Diario di bordo del 29 giugno

”Il Mare D’Inverno” è una bellissima canzone di Enrico Ruggeri sul senso delle cose perdute.
Noi il mare lo viviamo d’estate, a Maremetraggio, e l’unica malinconia se vogliamo aggangiarci al poetico cantautore, è di non poter fermare certi attimi impagabili e certe visioni.
Neppure un alito di vento al Giardino Pubblico, qualche saluto assortito ed è già tempo di altri tre corti previsti per la serata di sabato sera.
“In Herbst Kein Lied” di Karsten Pruhl (Germania) riassume in sè tutto il terrore della guerra, filtrato il coraggio e l’abnegazione infantile; un lavoro di altissimo lirismo chiaramente apprezzato dal pubblico.
“Wind Chimes” (Israele) di Orr Schulman rammenta certe conchiglie verbali di Erik Rohmer, mai completamente svelate.
Sensazioni del tutto differenti per la regista norvegese Edvard Granum Dillner che presenta dei pinguini d’animazione alle prese con il surriscaldamento.

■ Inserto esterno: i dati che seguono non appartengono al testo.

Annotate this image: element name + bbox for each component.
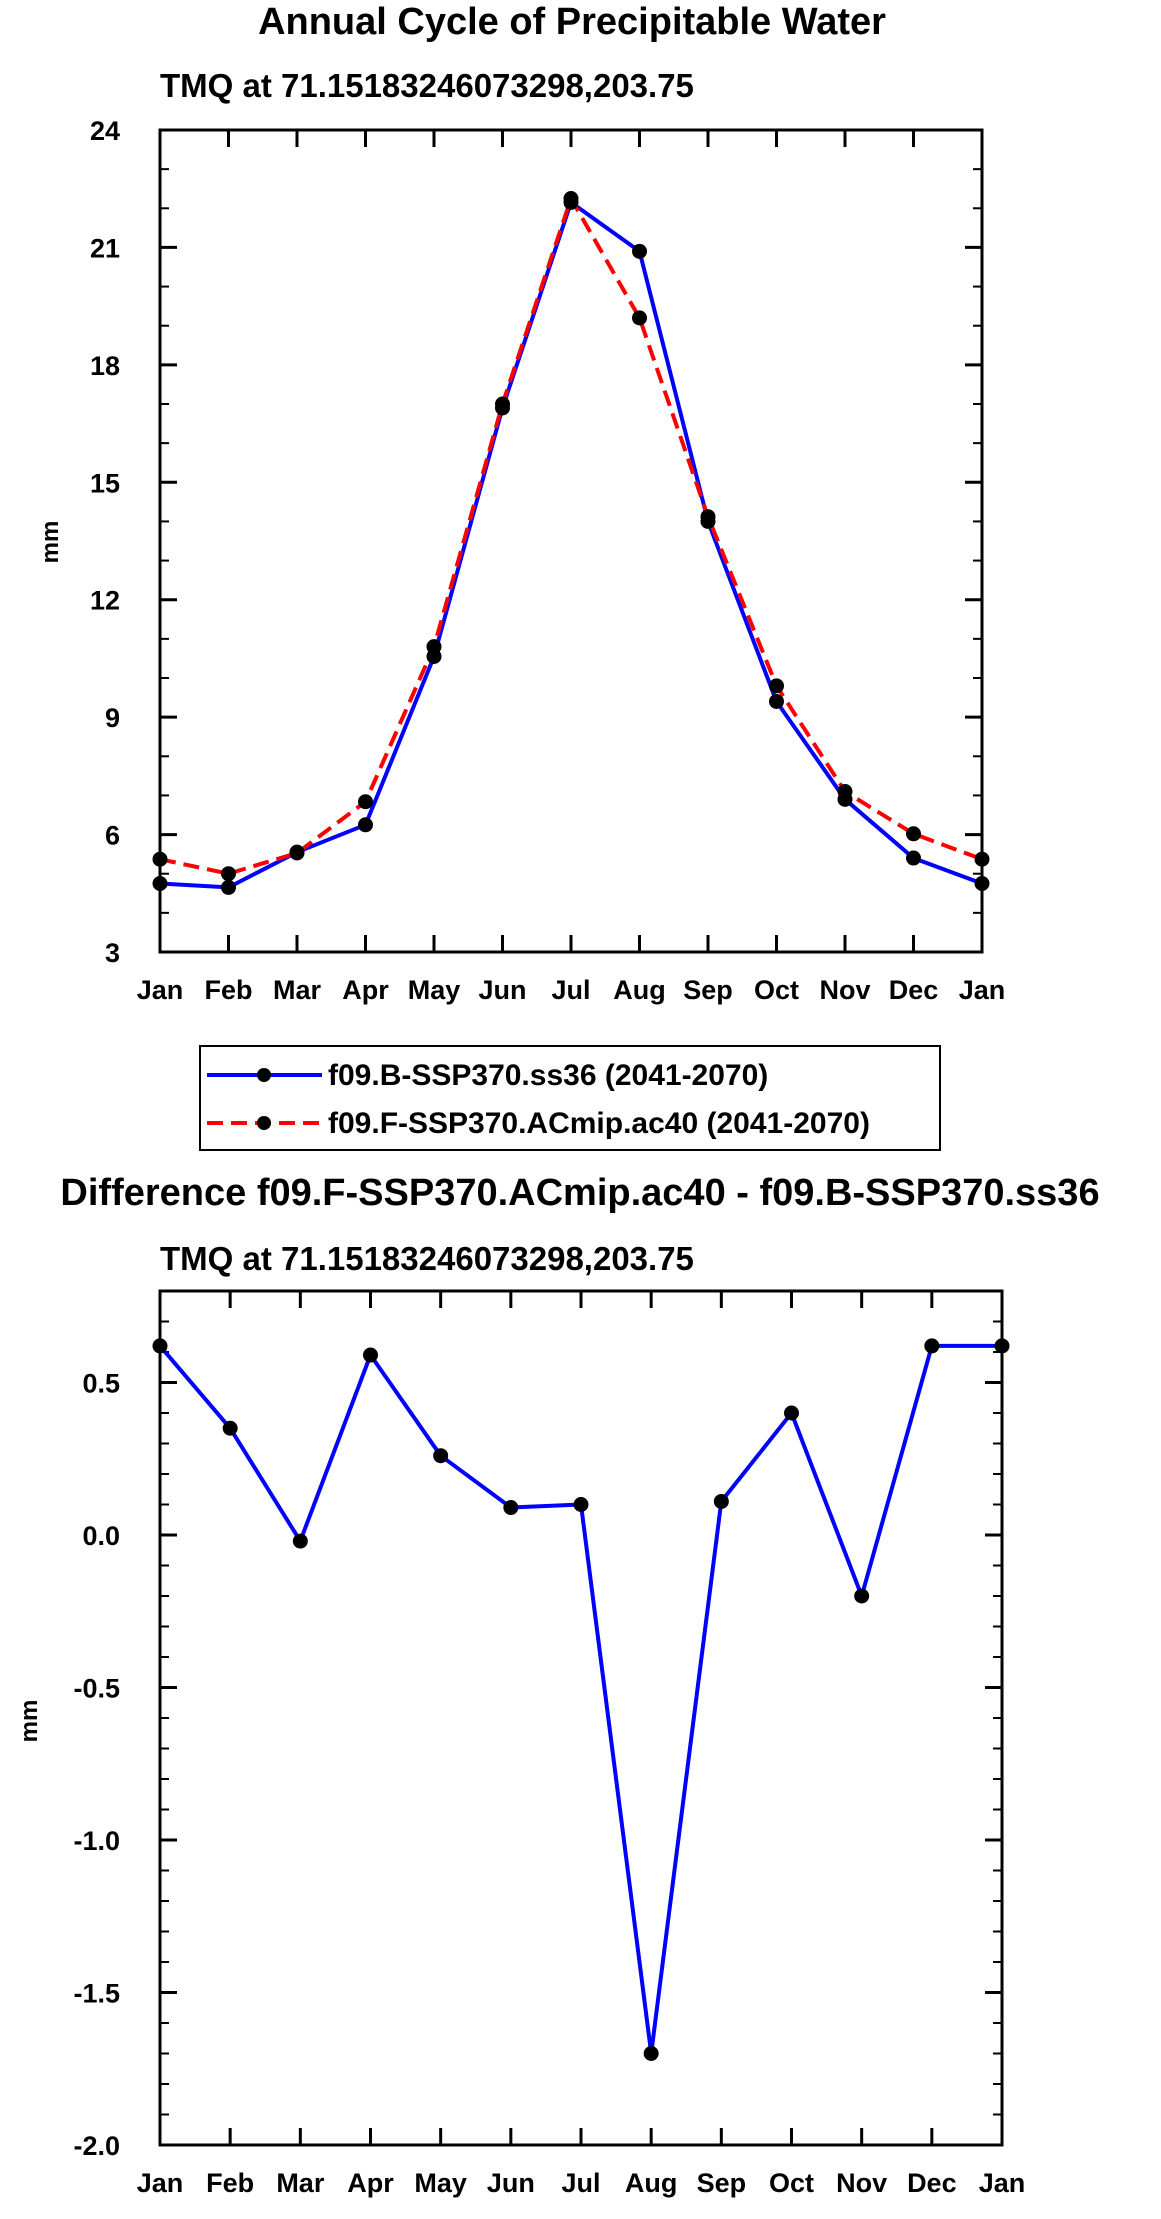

Torniamo a casa nostra con “Mille giorni di Vito” di Elisabetta Pandiniglio, sul tema aspro dei figli dei detenuti; un lavoro forse anche scomodo, nervoso, ossessivo: come si addice ad una storia di privazioni.
Registro senz’altro piu’ scanzonato per “5 Recuerdos” della coppia femminile messicana Alcaine-Marquez: un film che scoperchia il vaso di pandora della memoria di un viaggio quasi ancestrale.
“Chicory ‘n Coffee” dello sloveno Dusan Kastelic è una squisita torta d’animazione, evocante ed allegorica: vecchie case, vecchie nenie, vestigia del passato che tornano a galla come se nulla fosse successo.
“Jade” di Daniel Elliott (Inghilterra) ci riporta a quel filone mai esaurito della disamina del mondo adolescenziale, in questo caso femminile; piu’ che di recitazione parleremmo di silenzi e quindi di assenza della medesima, ma va benissimo ed è un gran bel vedere.
“Las Pelotas” di Chris Niemeyer non è soltanto un portrait irridente dal mondo del calcio, ma anche una grottesca satira di paternità condivisa.
Dalla Bulgaria ampiamente presente quest’anno a Maremetraggio arriva “Three Sisters and Andrey” di Boris Despodov ed Andrey Paounov, che dal racconto di Cechov “Le Tre Sorelle” parte per un viaggio strano e rumoroso tra insetti molesti ed innesti tecnologici.
“Zand” di Joost Van Ginkel si colloca -a parere ovviamente di scrive- come il piu’ poetico cortometraggio della serata.
Una straordinaria storia di legami tra un padre e una figlioletta. Generosissimo riscontro del pubblico.
“La Historia De Siempre” di Josè Luis Montesinos (Spagna) vede il protagonista di una crisi matrimoniale condividere il suo dramma con tutti i passeggeri della metropolitana; attenzione alla sorpresa finale che capovolge tutto.
Ancora animazioni di qualità con il quadretto ittico di “Fishing With Sam” di Atle S. Blakseth, autrice norvegese impagabile nel ritrarre orsi e pinguini in azione.
“#7” del duo Solana-Artabe è uno spaccato storico e simbolico, che dal 1805 ci porta… ad un ospedale psichiatrico, poiché è tutta una pantomima dagli ospiti del medesimo.
Ultima ondata di cinema con “Everyday is not the Same”, sulle contingenze del destino in un intreccio che ricorda il regista messicano Inarritu ed i suoi origami interpersonali.
Appuntamento a mercoledì sera, mentre si entra nelle fasi centrali del Festival.